Chavez in 1999
Chavez in 1999 Karel Fuentes

LIMA — What leads a regime to take the radical path? Is it preordained, or do events radicalize governments? In Cuba and Venezuela, two governing systems mostly closely adhering to communism’s core ideology, the original revolutionary leaders never actually set out to create communist states.

In 1959, when Fidel Castro led a guerrilla campaign to oust the conservative regime of Fulgencio Batista, and after his triumphal entry into Havana, Cuba’s new leader clearly stated that his was not a communist revolution. In 1998, Hugo Chávez likewise told the Univisión reporter Jorge Ramos that he believed the Cuban regime was a dictatorship, and separately assured the Peruvian television presenter Jaime Bayly that he was not leading a socialist movement.

Later, Castro would qualify the Cuban revolution as Marxist-Leninist, vowing that he would be a communist to the end. And Chávez coined the term “21st-Century Socialism” to define the nature of his regime. In both cases, there is an obvious answer to the question of what happened between their first statements and what eventually emerged once they were firmly at the helm. One possibility is that they had both deliberately lied Another is that they became increasingly radical in response to the adverse circumstances they faced.
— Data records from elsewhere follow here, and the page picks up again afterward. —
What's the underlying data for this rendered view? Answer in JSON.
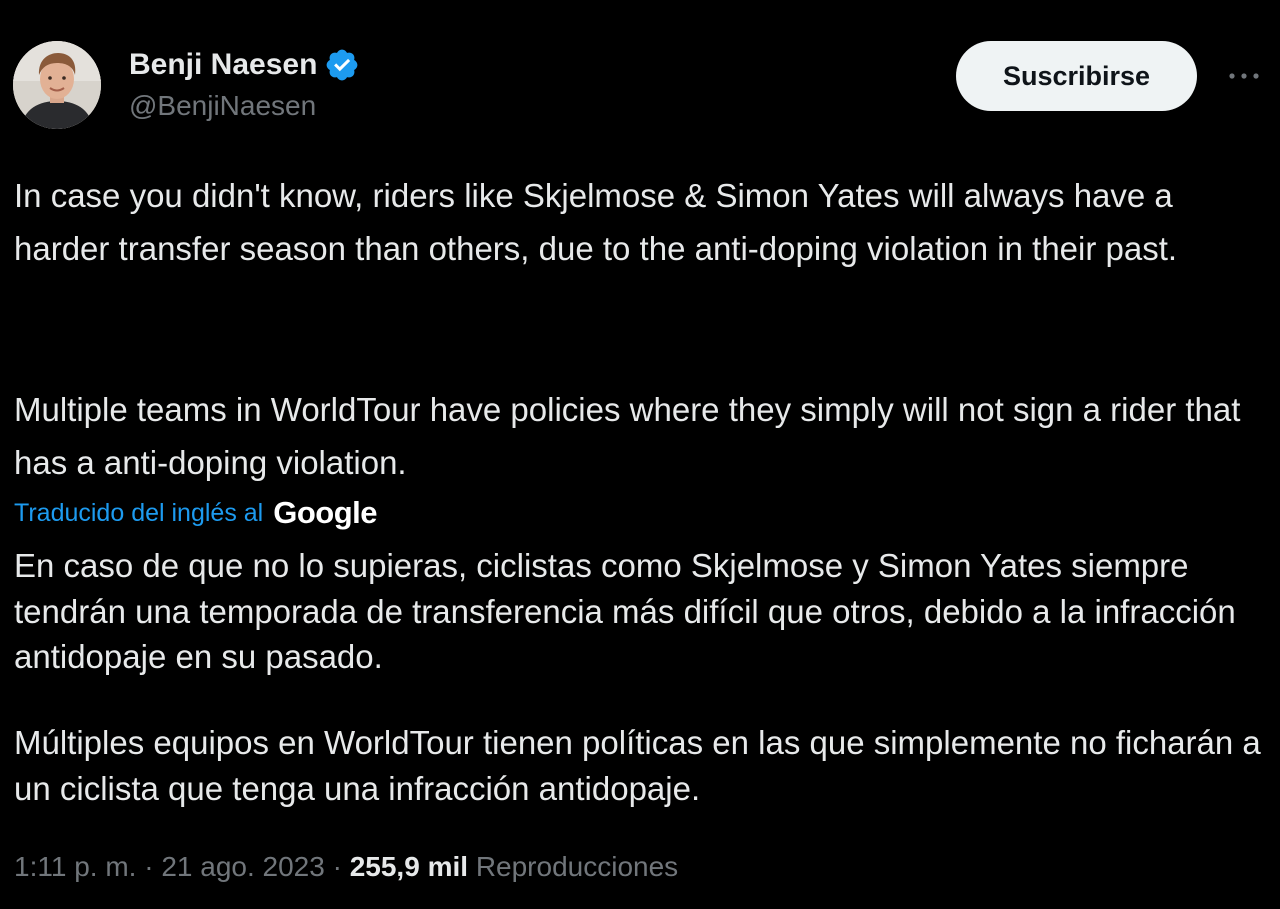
{
  "author": {
    "display_name": "Benji Naesen",
    "handle": "@BenjiNaesen",
    "verified_icon": "verified-badge-icon",
    "verified_color": "#1d9bf0"
  },
  "actions": {
    "subscribe_label": "Suscribirse",
    "more_icon": "more-horizontal-icon"
  },
  "tweet": {
    "original_paragraphs": [
      "In case you didn't know, riders like Skjelmose & Simon Yates will always have a harder transfer season than others, due to the anti-doping violation in their past.",
      "Multiple teams in WorldTour have policies where they simply will not sign a rider that has a anti-doping violation."
    ],
    "translation_label": "Traducido del inglés al",
    "translation_provider": "Google",
    "translated_paragraphs": [
      "En caso de que no lo supieras, ciclistas como Skjelmose y Simon Yates siempre tendrán una temporada de transferencia más difícil que otros, debido a la infracción antidopaje en su pasado.",
      "Múltiples equipos en WorldTour tienen políticas en las que simplemente no ficharán a un ciclista que tenga una infracción antidopaje."
    ]
  },
  "meta": {
    "time": "1:11 p. m.",
    "separator": " · ",
    "date": "21 ago. 2023",
    "views_count": "255,9 mil",
    "views_label": "Reproducciones"
  },
  "colors": {
    "background": "#000000",
    "text_primary": "#e7e9ea",
    "text_secondary": "#71767b",
    "accent": "#1d9bf0",
    "button_bg": "#eff3f4"
  }
}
In the case of Cuba, a sequence of events could explain the regime’s radicalization. In 1960, the United States imposed initial sanctions on Cuba, reacting to the nationalization of U.S. companies on the island, and then expanded to a full-fledged trade embargo. In 1961, it organized the failed Bay of Pigs invasion intended to overthrow Castro. The Missile Crisis followed in 1962, after which the Cuban regime began backing various leftist revolts abroad in response to America’s unconditional support of anti-Communist dictatorships and several CIA attempts to kill Castro.

With Venezuela, there can be no doubt about the critical juncture: the 2002 strike at the state energy firm PDVSA, which channels most of the country’s vast oil exports, followed by a failed coup attempt against Chávez. Virtually all the government’s actions to accumulate powers came after that.

Events can clearly play a role in mutating regimes.

An August article in Spain’s El País daily observed that the country’s manufacturing base was wiped out because of a wave of expropriations and controls that began in 2003. That was the year when proposals were first made to maintain Chávez in power until 2021. The Organic Law of 2004 allowed the Chavista system to take control of the country’s Supreme Court, and that was also the year the regime began curbing freedom of expression, according to Human Rights Watch.

It should be noted that some of the chief critics of authoritarian rule under Chávez and now under President Nicolás Maduro, like the former legislator Maria Corina Machado and the detained dissident Leopoldo López, had backed the failed coup against Chávez.

Events can clearly play a role in mutating regimes, but in democracies, political crises tend to merely prompt resignations or general elections. There is something suspect about a regime that uses riots or a failed coup as a pretext to clamp down. It is the smoking gun that points to our first explanation: that charismatic leaders’ true ambitions are revealed only when they are firmly in power.